PHILADELPHIA — La Salle coach Fran Dunphy won his 600th career game, hitting the milestone Sunday in the Explorers’ 81-62 win over Coppin State.

Dunphy, 75, is the 43rd NCAA Division I coach to win 600 games.

Dunphy won 310 games as head coach at Penn from 1989 to 2006 and 270 at Temple from 2006 to 2019.

“I’ve been in coaching a lot of years and am appreciative of the guys that played for me,” Dunphy said Sunday.

Dunphy was coaxed out of retirement last season to lead the program where he served as co-captain and helped the Explorers to a 23-1 record in 1969 under coach Tom Gola. Dunphy led the Explorers to 15 wins last year, and they are 5-1 this season.

Hired as coach in 1989 after one season as an assistant under Tom Schneider, Dunphy had losing seasons his first two years at Penn before leading it to a 16-10 mark in 1991-92. That started a run of Ivy League dominance that included 10 Ivy League titles.

The Quakers won 48 straight Ivy League games from 1992 to 1996.

Dunphy succeeded Hall of Fame coach John Chaney at Temple in 2006 and led the Owls to eight NCAA tournament appearances. He led the Owls to some of their biggest upsets, including wins over No. 3 Villanova in 2009, No. 5 Duke in 2012, No. 3 Syracuse in 2012, No. 10 Kansas in 2014 and No. 8 SMU in 2016.

He won the AAC championship in 2015-16 when the Owls went 14-4.

Dunphy also earned a master’s degree at Villanova and is the only person to coach three Big 5 teams.

La Salle won a national championship in 1954 and was national runner-ups in 1955. But NCAA tournament trips have been quite rare through the decades. The Explorers haven’t been a part of March Madness since a Sweet 16 run in 2013. They haven’t had a winning record since 2014-15.

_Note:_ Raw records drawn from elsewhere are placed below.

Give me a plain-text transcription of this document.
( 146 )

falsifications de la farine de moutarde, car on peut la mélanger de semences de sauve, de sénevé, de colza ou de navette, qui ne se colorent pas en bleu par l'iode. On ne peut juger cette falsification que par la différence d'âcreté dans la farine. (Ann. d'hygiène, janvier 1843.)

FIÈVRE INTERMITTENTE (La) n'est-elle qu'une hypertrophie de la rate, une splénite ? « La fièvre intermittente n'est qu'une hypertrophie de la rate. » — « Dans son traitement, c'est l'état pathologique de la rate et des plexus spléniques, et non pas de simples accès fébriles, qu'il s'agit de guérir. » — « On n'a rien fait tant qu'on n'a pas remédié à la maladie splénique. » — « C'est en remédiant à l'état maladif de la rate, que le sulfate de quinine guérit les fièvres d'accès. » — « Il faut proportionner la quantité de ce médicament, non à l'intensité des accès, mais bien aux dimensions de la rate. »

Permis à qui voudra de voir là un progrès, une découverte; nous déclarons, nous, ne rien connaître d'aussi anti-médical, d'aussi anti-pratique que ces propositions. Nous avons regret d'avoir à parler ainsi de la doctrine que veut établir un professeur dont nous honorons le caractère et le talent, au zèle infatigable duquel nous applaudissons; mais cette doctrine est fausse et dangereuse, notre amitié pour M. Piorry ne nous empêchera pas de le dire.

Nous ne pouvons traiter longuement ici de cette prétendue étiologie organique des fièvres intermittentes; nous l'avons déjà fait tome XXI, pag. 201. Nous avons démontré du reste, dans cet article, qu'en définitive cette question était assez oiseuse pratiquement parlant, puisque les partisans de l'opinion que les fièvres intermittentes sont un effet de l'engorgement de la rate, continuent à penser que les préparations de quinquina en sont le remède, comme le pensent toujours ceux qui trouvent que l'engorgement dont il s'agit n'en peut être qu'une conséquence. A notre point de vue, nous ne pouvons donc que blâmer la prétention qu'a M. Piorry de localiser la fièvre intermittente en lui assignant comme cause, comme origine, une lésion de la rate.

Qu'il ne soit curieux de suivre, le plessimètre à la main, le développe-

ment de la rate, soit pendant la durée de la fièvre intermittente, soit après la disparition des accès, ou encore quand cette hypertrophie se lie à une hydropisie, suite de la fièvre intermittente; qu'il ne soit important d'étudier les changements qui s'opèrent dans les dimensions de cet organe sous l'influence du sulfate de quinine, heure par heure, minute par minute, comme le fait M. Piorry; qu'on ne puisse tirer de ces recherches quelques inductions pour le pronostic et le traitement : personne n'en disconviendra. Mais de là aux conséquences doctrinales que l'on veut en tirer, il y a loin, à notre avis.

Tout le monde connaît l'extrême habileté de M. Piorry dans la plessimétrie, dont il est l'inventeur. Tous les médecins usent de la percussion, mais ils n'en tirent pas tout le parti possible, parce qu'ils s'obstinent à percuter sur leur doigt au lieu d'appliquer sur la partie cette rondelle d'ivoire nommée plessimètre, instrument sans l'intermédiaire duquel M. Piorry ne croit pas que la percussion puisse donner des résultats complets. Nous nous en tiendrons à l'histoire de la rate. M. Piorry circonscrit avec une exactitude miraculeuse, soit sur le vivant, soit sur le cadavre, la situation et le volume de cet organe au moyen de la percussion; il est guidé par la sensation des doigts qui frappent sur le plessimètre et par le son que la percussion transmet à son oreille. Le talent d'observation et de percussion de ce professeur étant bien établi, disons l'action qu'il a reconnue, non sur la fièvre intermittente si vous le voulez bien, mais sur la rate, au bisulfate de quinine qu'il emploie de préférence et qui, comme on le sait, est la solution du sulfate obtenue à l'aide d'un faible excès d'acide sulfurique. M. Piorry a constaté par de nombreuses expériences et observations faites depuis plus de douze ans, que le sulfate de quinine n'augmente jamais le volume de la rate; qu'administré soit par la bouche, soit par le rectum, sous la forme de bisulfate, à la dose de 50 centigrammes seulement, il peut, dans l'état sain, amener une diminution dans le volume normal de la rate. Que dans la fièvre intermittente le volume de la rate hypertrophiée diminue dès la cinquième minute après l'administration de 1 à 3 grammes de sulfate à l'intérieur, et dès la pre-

Yet, Dunphy said shortly after he was hired last season he was excited about the chance to help lead La Salle toward better days on the court.

“I didn’t think it would happen like this, but there’s only one place where it would have happened, and that’s La Salle,” he said. “I appreciate their confidence that I could help. I’m doing a good job, then let me know. If it’s time for somebody else to do it, that’ll be OK, too.”

Dunphy was happy in retirement and wasn’t sure he wanted to return to coaching — even at La Salle — until “that last ask, I said, OK, I’ll try my best.”

His best has Dunphy at 600 wins and counting.